Malayan Banking Bhd (Maybank) recently launched the Transition Finance Framework at COP28 in Dubai to lead the transition to a net-zero economy by financing the greening of brown emissions-intensive sectors .

The framework outlines Maybank’s principled and practical approach to classifying and recognizing the lending solutions it provides as reliable transition finance, and is intended to complement the Group’s Sustainable Products Framework. The purpose is The Transition Finance Framework recognizes his three approaches to mobilizing transition finance: the principles-based approach, the eligible activities approach, and the net-zero strategy and essential standards approach.

The framework also recognizes the important role that financial institutions play in the management phase-out of carbon-intensive assets. Key guardrails have been established to ensure a just transition, including clear phase-out timelines, strong quantifiable success metrics, and support for affected workers and communities. , client commitment to transparency, and more.

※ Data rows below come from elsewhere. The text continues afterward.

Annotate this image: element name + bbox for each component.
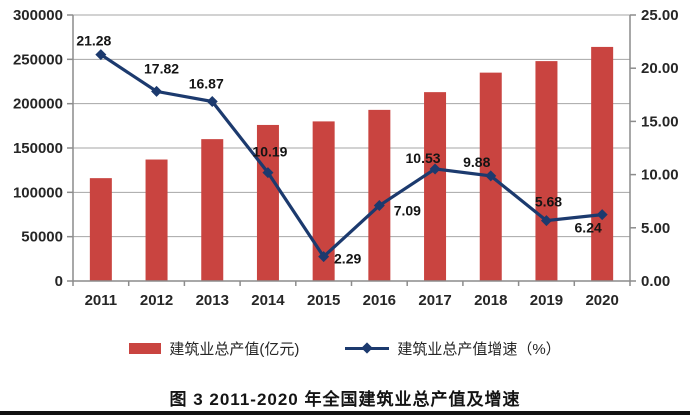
left-axis-label: 100000 xyxy=(13,184,63,201)
x-label-2016: 2016 xyxy=(363,292,396,309)
chart-legend: 建筑业总产值(亿元) 建筑业总产值增速（%） xyxy=(0,334,690,362)
data-label-2018: 9.88 xyxy=(463,154,490,170)
marker-2012 xyxy=(151,85,163,97)
left-axis-label: 300000 xyxy=(13,7,63,24)
legend-item-line: 建筑业总产值增速（%） xyxy=(345,338,561,359)
legend-bar-label: 建筑业总产值(亿元) xyxy=(169,340,300,358)
diamond-marker-icon xyxy=(361,342,373,354)
left-axis-label: 200000 xyxy=(13,96,63,113)
data-label-2014: 10.19 xyxy=(252,144,287,160)
marker-2018 xyxy=(485,170,497,182)
right-axis-label: 0.00 xyxy=(641,273,670,290)
marker-2020 xyxy=(596,209,608,221)
data-label-2012: 17.82 xyxy=(144,60,179,76)
x-label-2013: 2013 xyxy=(196,292,229,309)
marker-2016 xyxy=(373,200,385,212)
left-axis-label: 150000 xyxy=(13,140,63,157)
bar-2012 xyxy=(145,159,168,281)
data-label-2020: 6.24 xyxy=(575,220,602,236)
marker-2013 xyxy=(206,96,218,108)
data-label-2019: 5.68 xyxy=(535,194,562,210)
x-label-2012: 2012 xyxy=(140,292,173,309)
growth-line xyxy=(99,53,603,260)
marker-2019 xyxy=(540,215,552,227)
right-axis-label: 20.00 xyxy=(641,60,679,77)
x-label-2014: 2014 xyxy=(251,292,285,309)
bar-2019 xyxy=(535,61,558,282)
left-axis-label: 50000 xyxy=(21,229,63,246)
data-label-2016: 7.09 xyxy=(394,203,421,219)
bar-2017 xyxy=(424,92,447,281)
data-label-2015: 2.29 xyxy=(334,251,361,267)
right-axis-label: 25.00 xyxy=(641,7,679,24)
x-label-2017: 2017 xyxy=(418,292,451,309)
bar-2016 xyxy=(368,109,391,281)
bar-2015 xyxy=(312,121,335,282)
marker-2015 xyxy=(318,251,330,263)
figure-caption: 图 3 2011-2020 年全国建筑业总产值及增速 xyxy=(169,390,521,409)
bar-2011 xyxy=(89,178,112,281)
data-label-2013: 16.87 xyxy=(189,76,224,92)
combo-chart-canvas: 300000 250000 200000 150000 100000 50000 0 25.0… xyxy=(13,7,679,309)
x-label-2018: 2018 xyxy=(474,292,507,309)
legend-line-label: 建筑业总产值增速（%） xyxy=(397,340,561,358)
bottom-rule xyxy=(0,411,690,415)
right-axis-label: 10.00 xyxy=(641,167,679,184)
x-label-2020: 2020 xyxy=(585,292,618,309)
right-axis-label: 15.00 xyxy=(641,113,679,130)
marker-2011 xyxy=(95,49,107,61)
left-axis-label: 0 xyxy=(55,273,63,290)
bar-series-swatch-icon xyxy=(129,342,162,354)
bar-2020 xyxy=(591,46,614,281)
data-label-2011: 21.28 xyxy=(76,33,111,49)
marker-2017 xyxy=(429,163,441,175)
x-label-2015: 2015 xyxy=(307,292,340,309)
legend-item-bar: 建筑业总产值(亿元) xyxy=(129,338,299,359)
right-axis-label: 5.00 xyxy=(641,220,670,237)
left-axis-label: 250000 xyxy=(13,51,63,68)
line-series-swatch-icon xyxy=(345,342,390,354)
marker-2014 xyxy=(262,167,274,179)
x-label-2011: 2011 xyxy=(85,292,118,309)
bar-2013 xyxy=(201,139,224,281)
data-label-2017: 10.53 xyxy=(406,150,441,166)
x-label-2019: 2019 xyxy=(530,292,563,309)
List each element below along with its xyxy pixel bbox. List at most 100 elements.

Ahead of COP28, Maybank, in collaboration with the Institute of International Finance (IIF), held the 1st Transition Finance Workshop in Kuala Lumpur on 30 November 2023. The workshop featured interactive sessions with over 120 participants from prominent regional and local businesses and financial institutions. We will also exchange knowledge to delve deeper into the fundamentals of transition finance, as well as the challenges and opportunities in this field.

These initiatives are part of Maybank’s broader commitment to support net-zero transition in ASEAN through a principles-based and practical approach and encourage industry movement towards sustainable practices.

Promoting sustainable finance through industry collaboration

Regarding Maybank IB, we actively participate in industry-level collaborations and committees. The investment bank is part of Sub-Committee 3: Products and Innovation of the Joint Committee on Climate Change (JC3), a regulated industry platform dedicated to promoting climate change resilience in the Malaysian financial sector. Leads investment banking initiatives aimed at accelerating investment banking. Adopting sustainable financing.

Maybank IB is also a member of the Industry Advisory Panel of the Sustainable Finance Joint Working Group of the ASEAN Capital Markets Development Working Committee (WC-CMD) and the ASEAN Capital Markets Forum (ACMF), and is a member of the working group that produced the White Finance Policy. I am the chairman. The paper entitled “Strengthening supply and demand for sustainable finance”.

Ensuring a just and orderly transition for long-term economic and community resilience requires collaborative efforts among all stakeholders. Maybank IB will continue to support nation building by mobilizing capital and enabling investment to achieve Malaysia’s sustainability goals.